Eigentlich würde ich die Umarmung ja genießen, aber sie war viel zu fest, wodurch ich keine Luft bekomme. Hilfesuchend blicke ich zu Theo, der auf dem Boden sitzt und sich seinen Hals massiert. „Arjun, du musst locker lassen." Ein warnendes Knurren kommt von Nathan. Mit erhobenen Händen steht Theo nun vor ihm. „Ich will sie dir nicht wegnehmen, aber sie bekommt keine Luft." Fast sofort werde ich losgelassen, wodurch ich auf dem Boden aufkomme. Nach Luft schnappend richte ich mich wieder auf. Zum Glück sind wir inzwischen so weit im Wohnbereich, dass hier keine Scherben mehr liegen. Nathan hockt sich zu mir und streichelt mir über den Rücken. Als ich aufschaue, zucke ich erschrocken zusammen. Die Augen von Nathan sind so viel dunkler, als ich sie in Erinnerung habe. „Entschuldige bitte. Ich bin Arjun, der innere Wolf von Nathan. Wir hatten noch nicht das Vergnügen. Aber hätte ich nicht die Kontrolle jetzt an mich gerissen, würde Nathan immer noch oben in seinem Bett liegen und denken dass er dich sich einbildet. Ehrlich gesagt kann er es immer noch nicht glauben, dass du vor uns stehst." Von den Informationen etwas überfordert nicke ich nur. Sanft streichelt Nathan oder Arjun mir über die Wange. „Wir haben einiges zu klären und dafür hätte ich gerne Nathan wieder." bitte ich ihn vorsichtig. Er grinst „Das kann ich mir vorstellen. Versprich mir aber, dass ich dich wieder sehen darf." Ich nicke und Nathan/Arjun schließt seine Augen. Als er sie wieder öffnet sind es wieder die gewohnten Augen von Nathan. Er legt beide Hände an meine Wangen und flüstert mit den Tränen in den Augen „Du bist wirklich wieder da." Dann küsst er mich ganz vorsichtig. Seine Küsse sind einfach unglaublich. Ich vergesse dann all meine Probleme und bin einfach im Hier und Jetzt.

Dummerweise unterbricht mein Gähnen unseren Kuss. „Du bist müde." stellt Nathan fest. „Ich bin ja auch fast die ganze Zeit durchgefahren." Nun schaue ich mir Nathan mal genauer an. Er hat tiefe Ringe unter seinen Augen. Zudem scheint es, als habe er schon lange keine Dusche mehr von innen gesehen. Auch seine Kleidung scheint älter zu sein. Langsam stehe ich auf und ziehe Nathan mit mir. „Komm, wir sind beide in keiner guten Verfassung." Er nickt und folgt mir, bleibt aber plötzlich stehen und dreht sich um. „Danke Theo. Könntest du bitte jemanden schicken, der das Fenster sporadisch abdeckt?" Breit lächelnd antwortet Theo „Habe ich gerne gemacht und ja mache ich." Dann ist er auch schon verschwunden.

Gemeinsam gehen wir zuerst ins Badezimmer, wo er meine Hand verbindet, ehe wir in Nathans Zimmer gehen. Als ich dieses sehe, bleibe ich erschrocken stehen. Dieses Zimmer ist der reinste Saustall. Wie kann er dass innerhalb von zwei Wochen schaffen? Unwohl kratzt Nathan sich im Nacken. Bevor er es aber erklären kann, ergreife ich das Wort „Du gehst dich duschen und ich räume auf." Er will protestieren, aber ich blicke ihn nur scharf an und er verschwindet wortlos im Badezimmer.

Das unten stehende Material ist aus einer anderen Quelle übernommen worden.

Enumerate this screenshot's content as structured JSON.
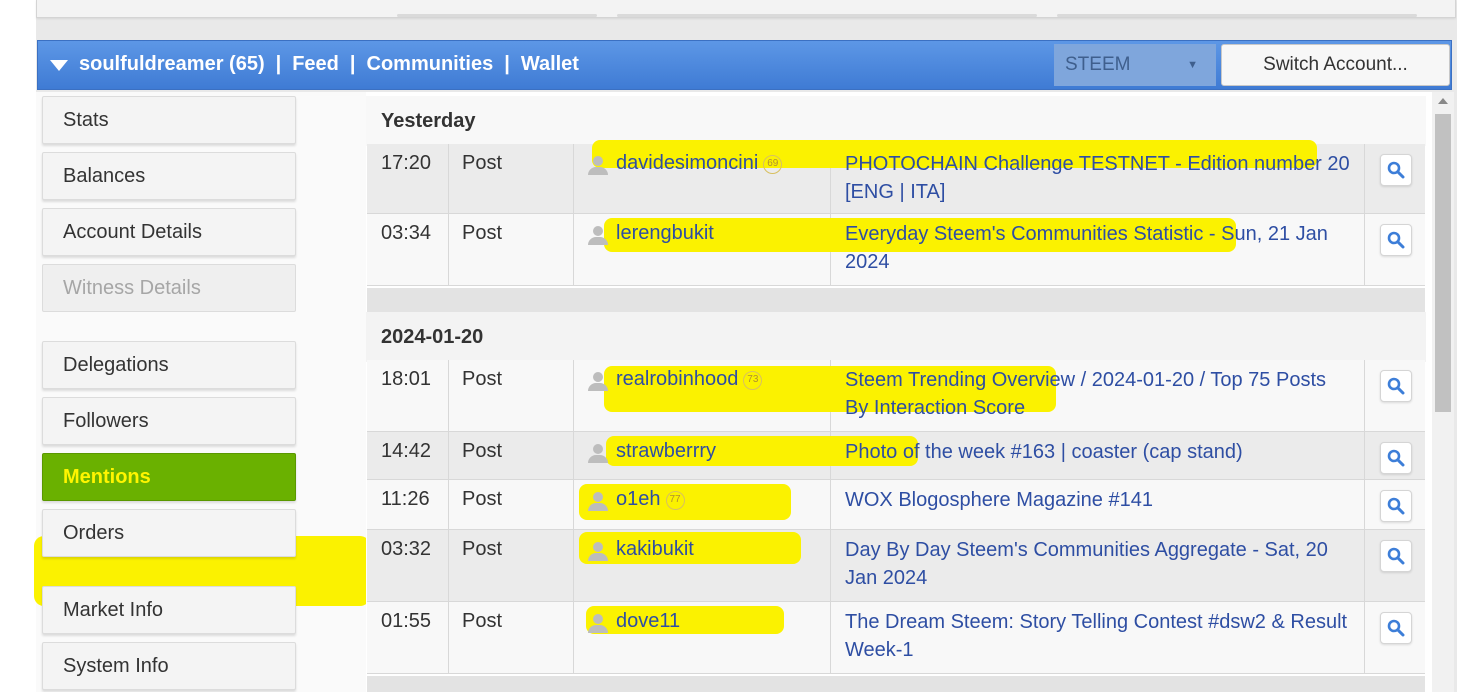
{
  "topbar": {
    "account": "soulfuldreamer (65)",
    "links": [
      "Feed",
      "Communities",
      "Wallet"
    ],
    "separator": "|",
    "currency": "STEEM",
    "switch_label": "Switch Account...",
    "color": "#4a88e0"
  },
  "sidebar": {
    "items": [
      {
        "label": "Stats",
        "state": "normal"
      },
      {
        "label": "Balances",
        "state": "normal"
      },
      {
        "label": "Account Details",
        "state": "normal"
      },
      {
        "label": "Witness Details",
        "state": "disabled"
      },
      {
        "label": "Delegations",
        "state": "normal"
      },
      {
        "label": "Followers",
        "state": "normal"
      },
      {
        "label": "Mentions",
        "state": "active"
      },
      {
        "label": "Orders",
        "state": "normal"
      },
      {
        "label": "Market Info",
        "state": "normal"
      },
      {
        "label": "System Info",
        "state": "normal"
      }
    ],
    "active_color": "#6ab100"
  },
  "mentions": {
    "groups": [
      {
        "date": "Yesterday",
        "rows": [
          {
            "time": "17:20",
            "type": "Post",
            "user": "davidesimoncini",
            "rep": "69",
            "title": "PHOTOCHAIN Challenge TESTNET - Edition number 20 [ENG | ITA]"
          },
          {
            "time": "03:34",
            "type": "Post",
            "user": "lerengbukit",
            "rep": "",
            "title": "Everyday Steem's Communities Statistic - Sun, 21 Jan 2024"
          }
        ]
      },
      {
        "date": "2024-01-20",
        "rows": [
          {
            "time": "18:01",
            "type": "Post",
            "user": "realrobinhood",
            "rep": "73",
            "title": "Steem Trending Overview / 2024-01-20 / Top 75 Posts By Interaction Score"
          },
          {
            "time": "14:42",
            "type": "Post",
            "user": "strawberrry",
            "rep": "",
            "title": "Photo of the week #163 | coaster (cap stand)"
          },
          {
            "time": "11:26",
            "type": "Post",
            "user": "o1eh",
            "rep": "77",
            "title": "WOX Blogosphere Magazine #141"
          },
          {
            "time": "03:32",
            "type": "Post",
            "user": "kakibukit",
            "rep": "",
            "title": "Day By Day Steem's Communities Aggregate - Sat, 20 Jan 2024"
          },
          {
            "time": "01:55",
            "type": "Post",
            "user": "dove11",
            "rep": "",
            "title": "The Dream Steem: Story Telling Contest #dsw2 & Result Week-1"
          }
        ]
      }
    ],
    "highlight_color": "#fbf200",
    "link_color": "#2e4ea3"
  }
}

Zum Glück ist schnell aufgeräumt, was mich bei dem Saustall schon etwas gewundert hat. Aber als Nathan frisch geduscht und rasiert aus dem Bad kommt, werfe ich auch seine letzten Klamotten in den Wäschekorb. Gemeinsam legen wir uns ins frisch bezogene Bett. Wir liegen beide auf der Seite, einander zugewandt und reden über die Zukunft.

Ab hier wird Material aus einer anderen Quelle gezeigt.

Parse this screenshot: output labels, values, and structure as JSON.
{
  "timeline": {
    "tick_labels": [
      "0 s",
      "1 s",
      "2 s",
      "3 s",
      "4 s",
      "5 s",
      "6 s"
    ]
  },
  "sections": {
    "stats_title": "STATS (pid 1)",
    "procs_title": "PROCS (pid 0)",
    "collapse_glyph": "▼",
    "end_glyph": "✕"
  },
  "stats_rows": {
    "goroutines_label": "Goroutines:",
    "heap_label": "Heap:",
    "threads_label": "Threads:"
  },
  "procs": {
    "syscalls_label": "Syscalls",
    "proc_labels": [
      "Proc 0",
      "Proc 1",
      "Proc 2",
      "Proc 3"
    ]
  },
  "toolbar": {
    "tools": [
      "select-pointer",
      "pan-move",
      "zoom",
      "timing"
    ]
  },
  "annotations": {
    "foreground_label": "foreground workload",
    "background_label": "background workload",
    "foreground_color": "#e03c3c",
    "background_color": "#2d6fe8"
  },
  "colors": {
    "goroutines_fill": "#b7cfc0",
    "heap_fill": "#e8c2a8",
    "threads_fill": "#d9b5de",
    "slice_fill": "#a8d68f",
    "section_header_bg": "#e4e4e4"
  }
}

Wir haben den Kompromiss gemacht, dass ich Bescheid geben soll, wenn mich wieder der Drang nach Freiheit befällt. Nathan würde dann mit mir kommen und wir könnten benachbarte Rudel besuchen oder auch neue Freundschaften knüpfen. Denn als ich ihm von Aria erzählt habe, hat er darauf bestanden, zu deren Rudel zu fahren und sich zu bedanken.

Nach unserem sehr intensiven Gespräch zog mich Nathan zu sich, sodass ich halb auf ihm lag. Zufrieden legte ich meinen Kopf ab und lauschte seinem Herzschlag. Nathan strich mir beruhigend über den Kopf und gab mir einen Kuss. „Ich würde für dich alles tun." Plötzlich kam mir eine Idee und ich fragte nach „Wirklich alles?" „Alles" brummte er. Ein Grinsen stahl sich auf meine Lippen. „Das wird lustig."